Seasonal Operations-Profit Analysis

There are many beautiful areas of the world where tourists flock for the peak season. Heavy volume may last for 3 months at the beach resorts, 4 to 8 months at the golf and ski resorts. During the busy season, it's important to cover the annual costs of management, fixed asset maintenance and financial expenses, and all other fixed monthly payments.

As an example, let's say we have a manager with a base salary of $52,000 and fringe benefits of 20%. This manager works year round and is paid equally throughout the year. Our imaginary resort has a 13 week peak during which room rates and visitor counts balloon. The peak season produces 75% of annual revenue.

For financial reporting, the books will reflect his weekly expense of $1,200. If the wizards keep a separate set of management accounting records, they would see he actually costs $3,600 per week during the peak. Conversely, he's worth about $400 per week during the slow period.

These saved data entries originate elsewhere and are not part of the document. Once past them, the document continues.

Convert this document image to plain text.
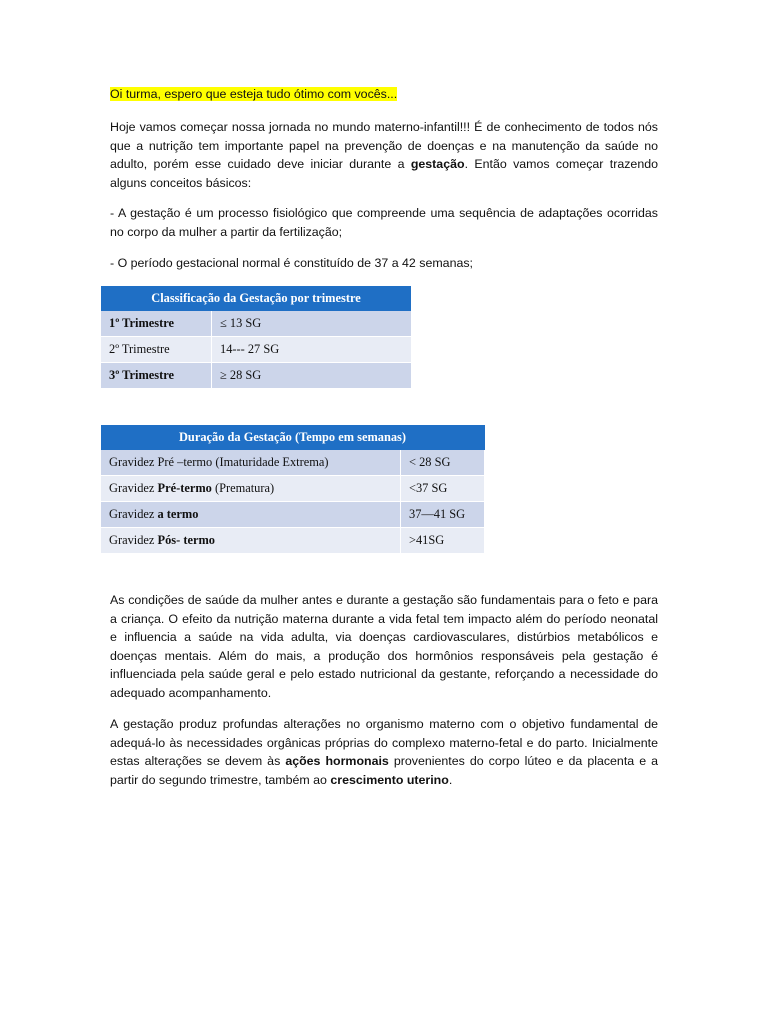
Oi turma, espero que esteja tudo ótimo com vocês...

Hoje vamos começar nossa jornada no mundo materno-infantil!!! É de conhecimento de todos nós que a nutrição tem importante papel na prevenção de doenças e na manutenção da saúde no adulto, porém esse cuidado deve iniciar durante a gestação. Então vamos começar trazendo alguns conceitos básicos:

- A gestação é um processo fisiológico que compreende uma sequência de adaptações ocorridas no corpo da mulher a partir da fertilização;

- O período gestacional normal é constituído de 37 a 42 semanas;

Classificação da Gestação por trimestre	
1º Trimestre	≤ 13 SG
2º Trimestre	14--- 27 SG
3º Trimestre	≥ 28 SG
Duração da Gestação (Tempo em semanas)	

Gravidez Pré –termo (Imaturidade Extrema)	< 28 SG
Gravidez Pré-termo (Prematura)	<37 SG
Gravidez a termo	37—41 SG
Gravidez Pós- termo	>41SG

As condições de saúde da mulher antes e durante a gestação são fundamentais para o feto e para a criança. O efeito da nutrição materna durante a vida fetal tem impacto além do período neonatal e influencia a saúde na vida adulta, via doenças cardiovasculares, distúrbios metabólicos e doenças mentais. Além do mais, a produção dos hormônios responsáveis pela gestação é influenciada pela saúde geral e pelo estado nutricional da gestante, reforçando a necessidade do adequado acompanhamento.

A gestação produz profundas alterações no organismo materno com o objetivo fundamental de adequá-lo às necessidades orgânicas próprias do complexo materno-fetal e do parto. Inicialmente estas alterações se devem às ações hormonais provenientes do corpo lúteo e da placenta e a partir do segundo trimestre, também ao crescimento uterino.
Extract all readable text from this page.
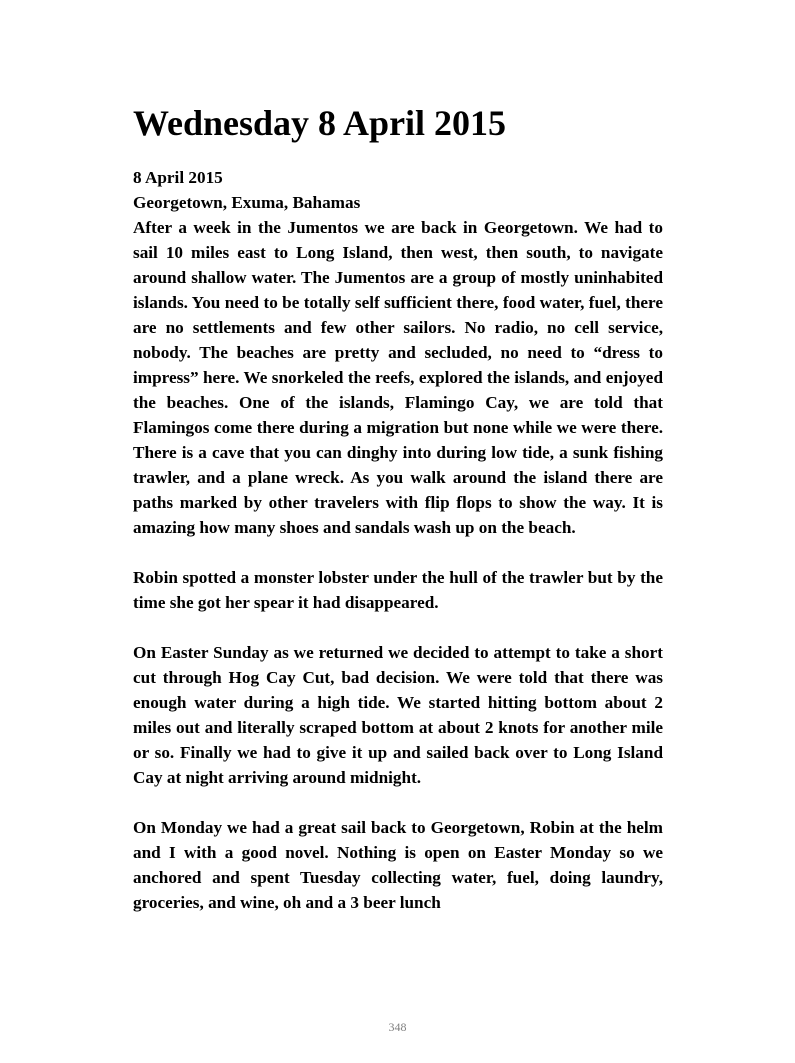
Wednesday 8 April 2015

8 April 2015

Georgetown, Exuma, Bahamas

After a week in the Jumentos we are back in Georgetown. We had to sail 10 miles east to Long Island, then west, then south, to navigate around shallow water. The Jumentos are a group of mostly uninhabited islands. You need to be totally self sufficient there, food water, fuel, there are no settlements and few other sailors. No radio, no cell service, nobody. The beaches are pretty and secluded, no need to “dress to impress” here. We snorkeled the reefs, explored the islands, and enjoyed the beaches. One of the islands, Flamingo Cay, we are told that Flamingos come there during a migration but none while we were there. There is a cave that you can dinghy into during low tide, a sunk fishing trawler, and a plane wreck. As you walk around the island there are paths marked by other travelers with flip flops to show the way. It is amazing how many shoes and sandals wash up on the beach.

Robin spotted a monster lobster under the hull of the trawler but by the time she got her spear it had disappeared.

On Easter Sunday as we returned we decided to attempt to take a short cut through Hog Cay Cut, bad decision. We were told that there was enough water during a high tide. We started hitting bottom about 2 miles out and literally scraped bottom at about 2 knots for another mile or so. Finally we had to give it up and sailed back over to Long Island Cay at night arriving around midnight.

On Monday we had a great sail back to Georgetown, Robin at the helm and I with a good novel. Nothing is open on Easter Monday so we anchored and spent Tuesday collecting water, fuel, doing laundry, groceries, and wine, oh and a 3 beer lunch

348
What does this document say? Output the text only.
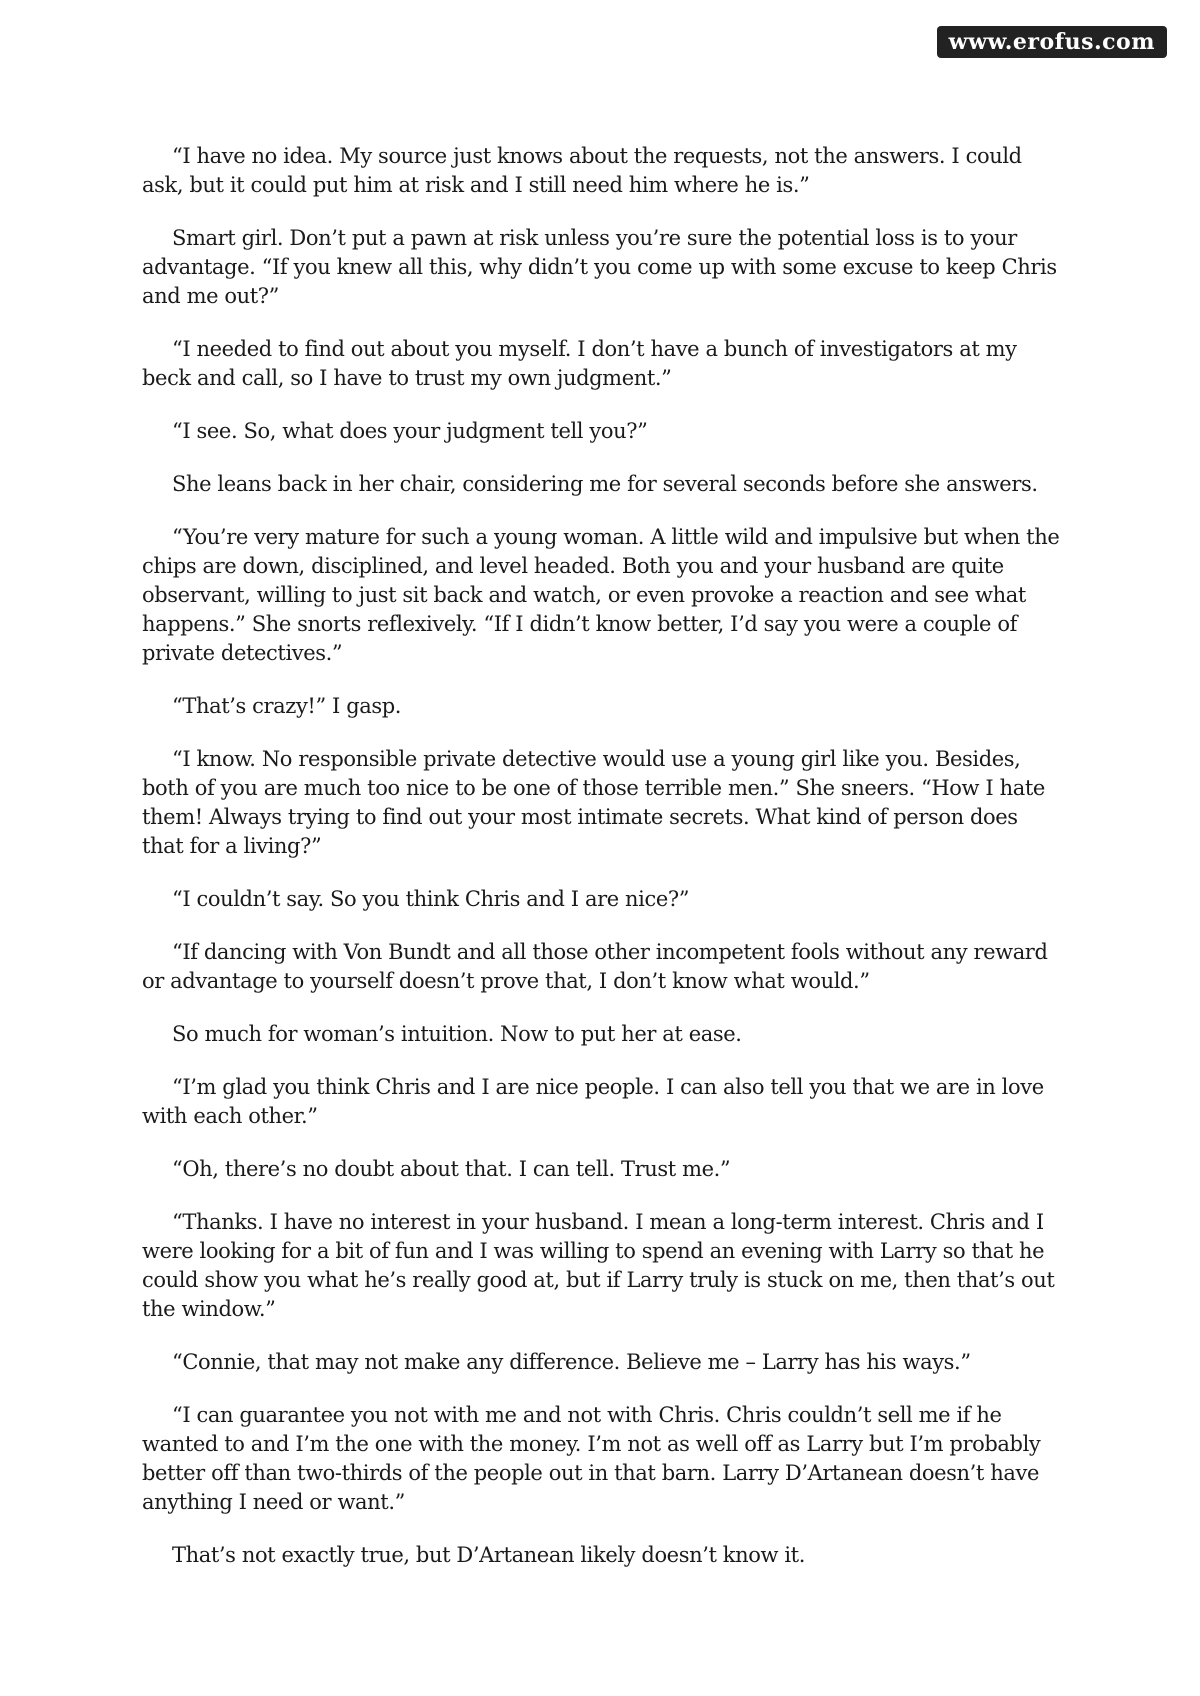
www.erofus.com

“I have no idea. My source just knows about the requests, not the answers. I could ask, but it could put him at risk and I still need him where he is.”

Smart girl. Don’t put a pawn at risk unless you’re sure the potential loss is to your advantage. “If you knew all this, why didn’t you come up with some excuse to keep Chris and me out?”

“I needed to find out about you myself. I don’t have a bunch of investigators at my beck and call, so I have to trust my own judgment.”

“I see. So, what does your judgment tell you?”

She leans back in her chair, considering me for several seconds before she answers.

“You’re very mature for such a young woman. A little wild and impulsive but when the chips are down, disciplined, and level headed. Both you and your husband are quite observant, willing to just sit back and watch, or even provoke a reaction and see what happens.” She snorts reflexively. “If I didn’t know better, I’d say you were a couple of private detectives.”

“That’s crazy!” I gasp.

“I know. No responsible private detective would use a young girl like you. Besides, both of you are much too nice to be one of those terrible men.” She sneers. “How I hate them! Always trying to find out your most intimate secrets. What kind of person does that for a living?”

“I couldn’t say. So you think Chris and I are nice?”

“If dancing with Von Bundt and all those other incompetent fools without any reward or advantage to yourself doesn’t prove that, I don’t know what would.”

So much for woman’s intuition. Now to put her at ease.

“I’m glad you think Chris and I are nice people. I can also tell you that we are in love with each other.”

“Oh, there’s no doubt about that. I can tell. Trust me.”

“Thanks. I have no interest in your husband. I mean a long-term interest. Chris and I were looking for a bit of fun and I was willing to spend an evening with Larry so that he could show you what he’s really good at, but if Larry truly is stuck on me, then that’s out the window.”

“Connie, that may not make any difference. Believe me – Larry has his ways.”

“I can guarantee you not with me and not with Chris. Chris couldn’t sell me if he wanted to and I’m the one with the money. I’m not as well off as Larry but I’m probably better off than two-thirds of the people out in that barn. Larry D’Artanean doesn’t have anything I need or want.”

That’s not exactly true, but D’Artanean likely doesn’t know it.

Most managers will take their vacations during the slow period. Often they will be permitted to work fewer days each week. On the other hand, I have seen seasonal operations where these key people are burned out during the slow season filling in gaps left by hourly workers. These unfortunate managers log lots of overtime during unprofitable times and then work round the clock during the peak.

Regardless of how you view the manager's role, it's important to realize the peak months are not as good as they seem. The slow months are not the disasters they appear to be either.

You would not even open your doors or hire one person if it were not for the opportunity during the peak season. By charging your fixed expenses to the cost based on volume, you can spot weak spots during peak times*.

Two bad weeks during the peak can become a catastrophe for many resorts. You read articles on places where you can't get a seat for dinner unless you camp out overnight going Chapter 11. Owners tend to spend money too liberally during the peak times. They see huge profits regardless of a few slips.

* Special Note: Do not perform these allocations on the formal set of accounting records. These are for operations management review only.